The subscription model is becoming increasingly popular with the rise of cloud computing, as demonstrated by the wide adoption of Office 365 for businesses – in fact, one in five employees now uses Office 365. Although this model is very efficient, some organizations are not properly informed on best practices for maximizing their investment in Office 365 by carefully choosing a subscription plan to fit the needs of their organization. Here, we provide some tips for how to choose the right plan and optimize it to fit your requirements.
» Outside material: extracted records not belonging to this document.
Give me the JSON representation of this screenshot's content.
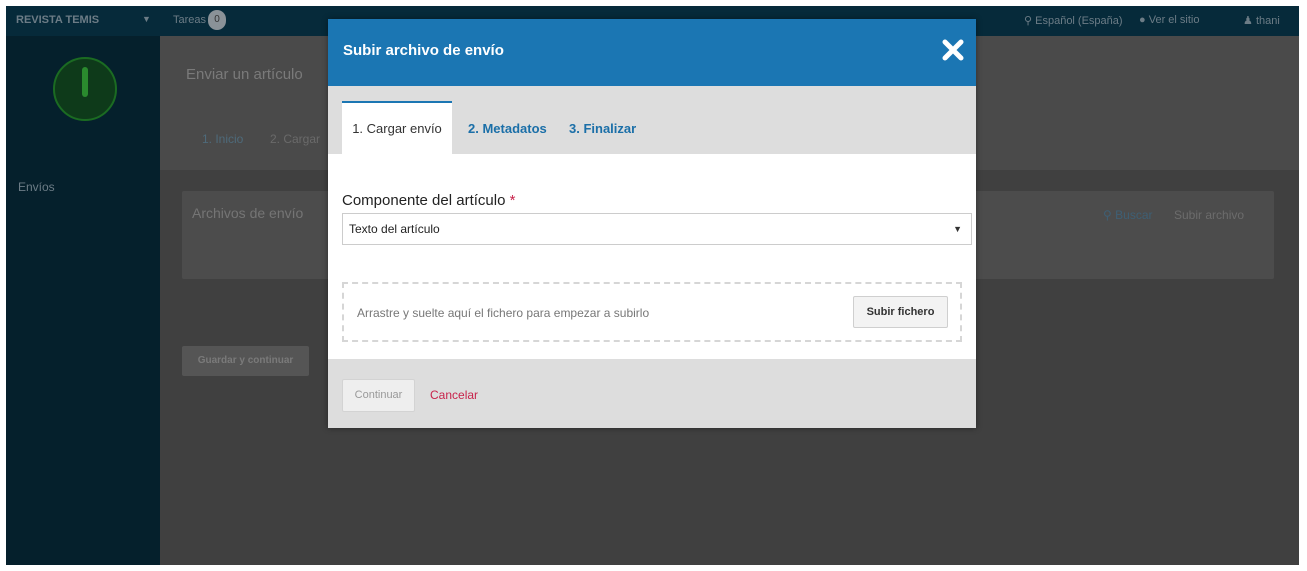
{
  "topbar": {
    "brand": "REVISTA TEMIS",
    "caret": "▼",
    "tasks_label": "Tareas",
    "tasks_count": "0",
    "language": "Español (España)",
    "view_site": "Ver el sitio",
    "user": "thani"
  },
  "sidebar": {
    "envios": "Envíos"
  },
  "main": {
    "title": "Enviar un artículo",
    "steps": [
      "1. Inicio",
      "2. Cargar"
    ],
    "files_panel_title": "Archivos de envío",
    "buscar": "Buscar",
    "subir_archivo": "Subir archivo",
    "save_continue": "Guardar y continuar"
  },
  "modal": {
    "title": "Subir archivo de envío",
    "tabs": [
      "1. Cargar envío",
      "2. Metadatos",
      "3. Finalizar"
    ],
    "field_label": "Componente del artículo",
    "required_mark": "*",
    "select_value": "Texto del artículo",
    "dropzone_text": "Arrastre y suelte aquí el fichero para empezar a subirlo",
    "upload_button": "Subir fichero",
    "continue_button": "Continuar",
    "cancel_link": "Cancelar"
  },
  "colors": {
    "modal_header": "#1b76b3",
    "required": "#c8234b",
    "overlay": "#404040",
    "sidebar": "#05202c"
  },
  "icons": {
    "close": "close-icon",
    "search": "search-icon",
    "globe": "globe-icon",
    "eye": "eye-icon",
    "user": "user-icon",
    "select_arrow": "chevron-down-icon"
  }
}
When starting a migration to Office 365, the number of plan options available can be overwhelming. There are Business plans (Business, Business Premium and Business Essentials), Enterprise plans (E1, E3, E5), and Pro plans, among others for non-profit, government and education firms. It is crucial to consider the major roles within your organization and how employees fit into each one, as some roles will require different functionality than others. For example, if your organization has lots of desk-less workers such as retail staff, these staff will likely not require a full, feature-rich Office 365 plan such as E3 or E5, as they are non-primary users of IT. Office staff such as administration teams may require features from a more comprehensive Enterprise plan, even though they are much smaller in size than the retail staff team. Evidently, automatically provisioning the full Enterprise plan is overkill for what most of the employees need. Your organization can gain significant cost savings by taking the extra time to tailor the subscription plan to individual departments or employee roles. This way, no budget is being wasted on those who do not require full functionality.
Vizor makes recommendations such as this one based on the software required for different roles across your organization. Having this system in place saves a significant amount of time and money by knowing exactly which features employee do and do not need. It is easy to overspend on cloud subscriptions by adopting a “one size fits all” mentality, but as this is very rarely the case, take extra care to customize subscriptions based on users, roles, projects and/or departments.